Si bien los Estados Unidos han navegado la crisis financiera
con mucha más pericia que los europeos debido a la soberanía monetaria que
ellos ejercen (mientras los europeos la han delegado en el euro), a la
confianza planetaria en el dólar y al impactante aumento de productividad de su
economía inducido por la innovación tecnológica, esta fractura del tradicional
consenso de la política norteamericana ha prendido luces de alarma en la opinión
internacional. The Economist, por
ejemplo, ya no habla de "gobierno dividido", sino de "gobierno
quebrado". Obama es, en este sentido, una paradoja viviente: la
presidencia histórica que introdujo en el más alto cargo de la Casa Blanca el
color de los esclavos que la construyeron no pudo hasta este momento suturar el
sistema de partidos y reconstruir el consenso perdido.
Como suele ocurrir en nuestro país, estos comentarios pueden
sonar a eco lejano mientras nos ocupamos de la salud física y judicial de los
que mandan, de las denuncias furibundas que embisten contra todo, de la erosión
de la moneda y de la expansión de la inseguridad, del crimen organizado y del
desempleo (esto es lo que crece, y no la economía).
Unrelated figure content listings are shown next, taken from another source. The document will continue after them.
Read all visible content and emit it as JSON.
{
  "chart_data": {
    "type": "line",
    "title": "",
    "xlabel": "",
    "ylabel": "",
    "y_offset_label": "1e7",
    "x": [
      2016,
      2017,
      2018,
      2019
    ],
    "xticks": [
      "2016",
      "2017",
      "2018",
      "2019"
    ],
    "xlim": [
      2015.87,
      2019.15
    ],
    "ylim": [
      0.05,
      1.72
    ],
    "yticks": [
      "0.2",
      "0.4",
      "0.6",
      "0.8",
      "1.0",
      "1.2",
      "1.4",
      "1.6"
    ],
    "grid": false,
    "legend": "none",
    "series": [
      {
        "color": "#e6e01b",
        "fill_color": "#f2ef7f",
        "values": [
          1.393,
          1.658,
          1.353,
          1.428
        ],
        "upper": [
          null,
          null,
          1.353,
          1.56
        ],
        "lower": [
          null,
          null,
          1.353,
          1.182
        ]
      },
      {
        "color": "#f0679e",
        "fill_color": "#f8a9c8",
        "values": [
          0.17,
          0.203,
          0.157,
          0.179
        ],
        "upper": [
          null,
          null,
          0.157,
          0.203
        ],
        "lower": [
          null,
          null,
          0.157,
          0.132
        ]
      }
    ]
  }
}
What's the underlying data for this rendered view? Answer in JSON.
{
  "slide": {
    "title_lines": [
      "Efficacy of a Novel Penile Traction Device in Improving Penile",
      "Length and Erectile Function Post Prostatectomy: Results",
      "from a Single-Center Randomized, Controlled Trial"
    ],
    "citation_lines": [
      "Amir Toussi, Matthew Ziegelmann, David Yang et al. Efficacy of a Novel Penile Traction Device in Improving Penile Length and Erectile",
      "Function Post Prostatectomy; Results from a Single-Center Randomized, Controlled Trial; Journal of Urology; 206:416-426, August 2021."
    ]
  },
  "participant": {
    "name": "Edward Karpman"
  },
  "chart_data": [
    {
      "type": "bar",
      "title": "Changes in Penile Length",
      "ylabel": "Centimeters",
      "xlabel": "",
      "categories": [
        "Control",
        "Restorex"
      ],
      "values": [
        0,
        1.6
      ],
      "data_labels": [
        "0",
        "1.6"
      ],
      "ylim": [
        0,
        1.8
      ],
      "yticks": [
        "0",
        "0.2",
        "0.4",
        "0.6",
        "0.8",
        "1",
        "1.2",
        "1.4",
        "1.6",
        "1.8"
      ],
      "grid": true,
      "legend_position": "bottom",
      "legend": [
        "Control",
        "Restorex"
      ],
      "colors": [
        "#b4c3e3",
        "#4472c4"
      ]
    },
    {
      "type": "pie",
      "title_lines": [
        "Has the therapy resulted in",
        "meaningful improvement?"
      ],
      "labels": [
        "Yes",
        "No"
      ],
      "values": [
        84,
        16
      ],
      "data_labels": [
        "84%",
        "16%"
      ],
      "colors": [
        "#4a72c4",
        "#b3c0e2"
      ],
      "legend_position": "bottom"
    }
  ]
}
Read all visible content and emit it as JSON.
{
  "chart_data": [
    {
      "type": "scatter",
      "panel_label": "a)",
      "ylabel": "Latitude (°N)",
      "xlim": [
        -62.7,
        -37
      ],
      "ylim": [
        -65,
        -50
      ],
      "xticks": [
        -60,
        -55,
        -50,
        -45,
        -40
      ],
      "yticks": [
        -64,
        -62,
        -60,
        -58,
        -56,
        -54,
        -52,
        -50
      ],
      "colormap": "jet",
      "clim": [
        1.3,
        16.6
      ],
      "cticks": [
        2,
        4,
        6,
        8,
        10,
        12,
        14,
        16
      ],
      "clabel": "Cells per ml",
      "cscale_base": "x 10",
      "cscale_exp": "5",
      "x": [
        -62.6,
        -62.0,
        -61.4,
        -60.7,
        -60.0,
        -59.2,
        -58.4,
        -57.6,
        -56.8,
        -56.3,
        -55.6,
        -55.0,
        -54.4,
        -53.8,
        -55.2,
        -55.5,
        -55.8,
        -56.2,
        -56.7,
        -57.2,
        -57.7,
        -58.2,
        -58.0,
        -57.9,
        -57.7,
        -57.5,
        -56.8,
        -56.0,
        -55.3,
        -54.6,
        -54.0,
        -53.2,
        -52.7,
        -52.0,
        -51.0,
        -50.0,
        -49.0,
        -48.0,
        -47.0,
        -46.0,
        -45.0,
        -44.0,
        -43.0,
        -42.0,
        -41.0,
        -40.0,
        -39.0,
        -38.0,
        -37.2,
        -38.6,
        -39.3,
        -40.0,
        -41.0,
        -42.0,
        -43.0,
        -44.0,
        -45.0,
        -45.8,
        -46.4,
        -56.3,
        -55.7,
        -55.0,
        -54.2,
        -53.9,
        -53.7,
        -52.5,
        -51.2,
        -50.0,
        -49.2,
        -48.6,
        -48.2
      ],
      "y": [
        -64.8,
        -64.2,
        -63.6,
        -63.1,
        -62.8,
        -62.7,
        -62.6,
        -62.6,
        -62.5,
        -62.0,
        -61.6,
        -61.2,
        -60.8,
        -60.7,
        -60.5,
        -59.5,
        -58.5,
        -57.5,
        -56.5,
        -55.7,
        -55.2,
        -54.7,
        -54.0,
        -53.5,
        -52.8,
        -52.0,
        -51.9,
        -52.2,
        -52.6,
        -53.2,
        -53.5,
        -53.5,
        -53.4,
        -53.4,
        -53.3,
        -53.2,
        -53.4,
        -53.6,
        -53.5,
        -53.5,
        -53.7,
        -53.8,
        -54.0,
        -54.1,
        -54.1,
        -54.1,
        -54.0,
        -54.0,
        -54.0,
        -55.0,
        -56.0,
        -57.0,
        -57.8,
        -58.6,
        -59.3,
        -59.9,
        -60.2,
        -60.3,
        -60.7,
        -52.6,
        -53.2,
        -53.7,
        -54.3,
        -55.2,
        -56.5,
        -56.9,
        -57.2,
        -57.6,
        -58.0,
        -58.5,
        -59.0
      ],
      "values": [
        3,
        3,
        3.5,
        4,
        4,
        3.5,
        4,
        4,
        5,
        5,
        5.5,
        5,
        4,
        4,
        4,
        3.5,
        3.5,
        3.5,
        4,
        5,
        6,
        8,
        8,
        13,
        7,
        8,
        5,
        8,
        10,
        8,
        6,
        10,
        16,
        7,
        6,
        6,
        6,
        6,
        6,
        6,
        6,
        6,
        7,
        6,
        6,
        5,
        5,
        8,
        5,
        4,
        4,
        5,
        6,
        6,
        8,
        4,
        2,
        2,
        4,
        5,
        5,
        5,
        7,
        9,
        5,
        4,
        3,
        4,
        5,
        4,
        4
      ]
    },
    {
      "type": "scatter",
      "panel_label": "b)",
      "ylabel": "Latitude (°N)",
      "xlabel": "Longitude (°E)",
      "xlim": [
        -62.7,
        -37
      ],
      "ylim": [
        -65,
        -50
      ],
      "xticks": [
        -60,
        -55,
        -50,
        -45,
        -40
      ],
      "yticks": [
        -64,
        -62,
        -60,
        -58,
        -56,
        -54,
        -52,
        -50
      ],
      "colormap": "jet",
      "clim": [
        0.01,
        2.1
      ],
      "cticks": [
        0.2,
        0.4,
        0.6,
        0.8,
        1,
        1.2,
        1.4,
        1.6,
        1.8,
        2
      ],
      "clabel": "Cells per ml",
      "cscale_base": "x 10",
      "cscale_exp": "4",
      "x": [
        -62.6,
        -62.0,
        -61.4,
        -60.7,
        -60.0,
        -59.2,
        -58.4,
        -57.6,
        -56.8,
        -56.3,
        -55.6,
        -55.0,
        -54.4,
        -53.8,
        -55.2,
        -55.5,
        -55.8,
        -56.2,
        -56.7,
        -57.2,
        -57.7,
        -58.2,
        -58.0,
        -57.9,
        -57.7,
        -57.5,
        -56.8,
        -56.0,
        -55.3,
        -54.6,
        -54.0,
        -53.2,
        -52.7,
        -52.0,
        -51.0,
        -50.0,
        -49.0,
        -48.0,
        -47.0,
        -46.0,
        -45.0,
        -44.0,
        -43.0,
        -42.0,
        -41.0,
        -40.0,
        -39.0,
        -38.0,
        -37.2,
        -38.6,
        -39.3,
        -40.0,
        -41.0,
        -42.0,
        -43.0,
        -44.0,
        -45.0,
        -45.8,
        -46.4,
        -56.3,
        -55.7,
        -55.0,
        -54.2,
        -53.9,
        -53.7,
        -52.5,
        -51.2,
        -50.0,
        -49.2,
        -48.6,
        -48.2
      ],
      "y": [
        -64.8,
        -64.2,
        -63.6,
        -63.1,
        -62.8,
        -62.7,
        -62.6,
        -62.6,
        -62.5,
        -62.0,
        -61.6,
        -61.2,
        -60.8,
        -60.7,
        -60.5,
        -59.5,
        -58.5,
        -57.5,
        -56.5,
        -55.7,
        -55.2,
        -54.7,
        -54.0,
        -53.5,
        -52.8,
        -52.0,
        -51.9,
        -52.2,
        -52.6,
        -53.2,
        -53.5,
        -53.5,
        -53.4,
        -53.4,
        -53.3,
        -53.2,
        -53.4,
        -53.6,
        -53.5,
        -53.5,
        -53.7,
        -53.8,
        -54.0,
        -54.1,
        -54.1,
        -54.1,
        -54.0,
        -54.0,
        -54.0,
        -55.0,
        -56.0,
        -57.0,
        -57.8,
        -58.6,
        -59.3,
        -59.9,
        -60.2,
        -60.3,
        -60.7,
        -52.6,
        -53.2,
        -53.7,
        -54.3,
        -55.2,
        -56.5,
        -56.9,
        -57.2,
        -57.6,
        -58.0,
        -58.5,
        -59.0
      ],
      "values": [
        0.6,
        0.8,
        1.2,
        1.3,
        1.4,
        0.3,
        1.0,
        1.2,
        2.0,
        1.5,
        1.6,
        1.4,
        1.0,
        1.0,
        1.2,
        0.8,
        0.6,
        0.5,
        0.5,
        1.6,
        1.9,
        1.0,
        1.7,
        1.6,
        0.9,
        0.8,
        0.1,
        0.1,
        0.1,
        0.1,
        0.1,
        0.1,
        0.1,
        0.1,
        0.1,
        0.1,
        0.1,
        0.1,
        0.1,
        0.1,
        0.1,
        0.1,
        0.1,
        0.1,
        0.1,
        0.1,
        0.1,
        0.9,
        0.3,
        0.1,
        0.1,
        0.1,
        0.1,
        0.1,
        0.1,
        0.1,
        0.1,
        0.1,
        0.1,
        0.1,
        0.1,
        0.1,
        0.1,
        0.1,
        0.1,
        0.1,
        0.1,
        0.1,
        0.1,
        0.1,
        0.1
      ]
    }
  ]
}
Sin embargo, estas
carencias no son más que síntomas de un malestar más profundo hacia la forma en
que nos gobernamos y practicamos la democracia. El populismo está condenado al
fracaso, lo cual no significa que sepamos reemplazarlo con alternativas
viables.
Aunque se empeñe en replegarse sobre sí misma, la Argentina
está inmersa en el mundo y, al recibir las ráfagas del clima de la época en que
nos toca vivir -una mutación histórica de alcance imprevisible-, hacemos aún
más evidentes los graves desajustes en la economía, las falencias en la representación
política que no cesan desde hace ya más de una década, y la incompetencia de
los partidos para cimentar las bases del consenso en lugar de abonar
constantemente la confrontación. El apetito por confrontar proviene sin duda
del oficialismo, pero también radica en algunos personajes regeneracionistas
ubicados en los rangos de la oposición. Eso sí: nos consolamos apostando a
favor de una relación especial con China, la superpotencia al mismo tiempo
milenaria y novedosa, cuyo perfil imperialista todavía es difuso y, por tanto,
difícil de columbrar debido a que su proyección geopolítica recién comienza.
Si nos preguntáramos cómo contener estas corrientes
negativas, que se esparcen por el mundo, podríamos concluir que prevalecerán
los países con macroeconomías responsables y con partidos fuertes y
convergentes. Cultivando su propia inutilidad, la Argentina sigue
desperdiciando estos factores del buen gobierno democrático.